Hey there, time traveller!
This article was published 20/5/2013 (1196 days ago), so information in it may no longer be current.
PHOENIX -- Defence attorneys for Jodi Arias asked the judge to remove them from the case and declare a mistrial Monday, arguing the frenzy surrounding the case has created a modern-day witch hunt.
The judge denied both motions, and Arias planned to take the stand today. Jurors will find out then if she tells them the same thing she told a local reporter: She'd rather be executed than spend her life in prison.
Defence attorneys told the judge they would call no witnesses after a key witness refused to take the stand because of death threats.
They argued the attention the case has received has made it impossible for Arias to receive a fair trial.
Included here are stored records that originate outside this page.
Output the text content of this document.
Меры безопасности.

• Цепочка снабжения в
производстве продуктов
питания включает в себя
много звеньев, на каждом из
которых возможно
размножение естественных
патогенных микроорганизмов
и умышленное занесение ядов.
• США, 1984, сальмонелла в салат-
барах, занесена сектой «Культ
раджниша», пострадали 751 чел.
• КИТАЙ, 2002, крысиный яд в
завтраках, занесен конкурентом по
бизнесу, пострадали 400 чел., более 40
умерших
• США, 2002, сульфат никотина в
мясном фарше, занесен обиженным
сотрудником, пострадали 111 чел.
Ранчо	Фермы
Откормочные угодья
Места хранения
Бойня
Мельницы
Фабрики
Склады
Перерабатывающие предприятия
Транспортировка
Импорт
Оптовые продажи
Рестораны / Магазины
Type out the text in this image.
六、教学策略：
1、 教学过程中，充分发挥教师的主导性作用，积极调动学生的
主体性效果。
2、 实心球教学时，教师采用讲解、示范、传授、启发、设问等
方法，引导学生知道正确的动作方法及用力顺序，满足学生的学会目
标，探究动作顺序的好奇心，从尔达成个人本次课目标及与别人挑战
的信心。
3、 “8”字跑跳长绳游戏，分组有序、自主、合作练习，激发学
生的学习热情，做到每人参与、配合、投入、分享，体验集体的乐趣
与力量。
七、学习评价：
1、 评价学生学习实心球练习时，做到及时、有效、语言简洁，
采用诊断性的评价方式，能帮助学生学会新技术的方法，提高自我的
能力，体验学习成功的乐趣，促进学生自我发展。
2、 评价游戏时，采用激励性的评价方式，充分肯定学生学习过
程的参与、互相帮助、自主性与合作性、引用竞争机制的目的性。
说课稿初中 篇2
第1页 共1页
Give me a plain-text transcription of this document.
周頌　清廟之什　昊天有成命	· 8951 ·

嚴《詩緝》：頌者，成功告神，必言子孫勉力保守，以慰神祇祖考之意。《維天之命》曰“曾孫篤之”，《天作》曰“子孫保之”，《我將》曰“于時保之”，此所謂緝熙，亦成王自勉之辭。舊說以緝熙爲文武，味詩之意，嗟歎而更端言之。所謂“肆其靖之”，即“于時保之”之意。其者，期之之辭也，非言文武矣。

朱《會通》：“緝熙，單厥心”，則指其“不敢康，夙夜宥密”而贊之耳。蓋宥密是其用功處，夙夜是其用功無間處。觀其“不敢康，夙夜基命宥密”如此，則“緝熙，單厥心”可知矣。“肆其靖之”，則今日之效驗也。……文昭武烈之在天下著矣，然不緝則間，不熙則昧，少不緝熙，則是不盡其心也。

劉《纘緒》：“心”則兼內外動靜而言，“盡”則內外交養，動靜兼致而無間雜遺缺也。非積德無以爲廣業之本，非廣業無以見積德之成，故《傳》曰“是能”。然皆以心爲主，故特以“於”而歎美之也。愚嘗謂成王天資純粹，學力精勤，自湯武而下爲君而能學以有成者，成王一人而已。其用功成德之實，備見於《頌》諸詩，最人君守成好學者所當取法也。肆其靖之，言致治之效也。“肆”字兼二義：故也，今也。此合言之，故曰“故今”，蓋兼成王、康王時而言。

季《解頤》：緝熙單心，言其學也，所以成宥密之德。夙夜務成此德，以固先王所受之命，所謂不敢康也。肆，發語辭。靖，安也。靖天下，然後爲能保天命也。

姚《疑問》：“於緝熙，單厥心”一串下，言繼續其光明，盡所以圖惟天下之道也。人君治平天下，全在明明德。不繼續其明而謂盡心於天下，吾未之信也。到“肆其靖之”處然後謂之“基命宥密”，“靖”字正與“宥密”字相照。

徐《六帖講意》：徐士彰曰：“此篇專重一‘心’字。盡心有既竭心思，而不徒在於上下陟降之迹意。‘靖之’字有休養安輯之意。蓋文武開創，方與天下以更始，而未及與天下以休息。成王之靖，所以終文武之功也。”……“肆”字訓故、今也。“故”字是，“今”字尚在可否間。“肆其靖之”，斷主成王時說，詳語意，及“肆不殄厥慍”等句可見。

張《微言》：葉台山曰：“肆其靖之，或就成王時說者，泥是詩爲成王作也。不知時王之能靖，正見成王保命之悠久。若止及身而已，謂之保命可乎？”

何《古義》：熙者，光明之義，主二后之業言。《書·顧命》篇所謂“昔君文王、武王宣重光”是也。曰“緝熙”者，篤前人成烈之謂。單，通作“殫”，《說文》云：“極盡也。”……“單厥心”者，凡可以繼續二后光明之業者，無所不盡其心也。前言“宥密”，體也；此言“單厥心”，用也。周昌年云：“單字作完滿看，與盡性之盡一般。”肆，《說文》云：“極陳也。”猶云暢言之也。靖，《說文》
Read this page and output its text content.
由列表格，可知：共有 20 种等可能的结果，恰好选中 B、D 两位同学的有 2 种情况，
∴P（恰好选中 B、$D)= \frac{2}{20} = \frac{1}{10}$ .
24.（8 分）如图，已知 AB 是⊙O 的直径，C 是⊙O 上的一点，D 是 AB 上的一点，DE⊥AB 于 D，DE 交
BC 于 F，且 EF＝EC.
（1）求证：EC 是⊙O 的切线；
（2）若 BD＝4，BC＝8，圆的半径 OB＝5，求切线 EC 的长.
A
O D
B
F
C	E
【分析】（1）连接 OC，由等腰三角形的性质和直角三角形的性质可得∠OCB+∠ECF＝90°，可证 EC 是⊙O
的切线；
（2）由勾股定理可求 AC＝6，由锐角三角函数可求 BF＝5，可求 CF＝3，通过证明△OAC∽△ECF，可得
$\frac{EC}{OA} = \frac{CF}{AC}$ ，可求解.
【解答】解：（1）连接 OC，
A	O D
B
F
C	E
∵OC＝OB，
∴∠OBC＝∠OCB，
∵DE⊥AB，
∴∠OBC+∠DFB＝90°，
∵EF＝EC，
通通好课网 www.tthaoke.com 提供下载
Defence lawyer Kirk Nurmi alleged the prosecutor has fanned the flames with incendiary attacks on witnesses, stirring up outrage among the public. He noted an earlier defence expert witness also received death threats.
"This cannot be a modern-day version... of witch trials," Nurmi said.
After Judge Sherry Stephens denied their mistrial request, Nurmi and defence lawyer Jennifer Willmott asked to withdraw. The judge promptly rejected that request, too.
It was the second time in the past week the defence has asked to step down.
The defence attorneys continued with their protest of the unfavourable rulings by saying they had no plans to call any witnesses, sending the court into recess as the lawyers worked to resolve the next step. They later decided Arias would speak to the jury today.
Arias, a close friend from California and an ex-boyfriend had been expected to speak to jurors before the panel begins deliberating whether to sentence the 32-year-old to life in prison or execution for murdering her lover in 2008.
The same jury convicted Arias on May 8 of first-degree murder in the death of Travis Alexander.
Last week, the panel heard tearful comments from Alexander's brother and sister as they described how his killing has torn apart their lives.
Stephens instructed jurors they could consider a handful of factors when deciding what sentence to impose, including the fact Arias had no previous criminal record. Stephens said they also could consider defence assertions Arias is a good friend, had an abusive childhood and is a talented artist.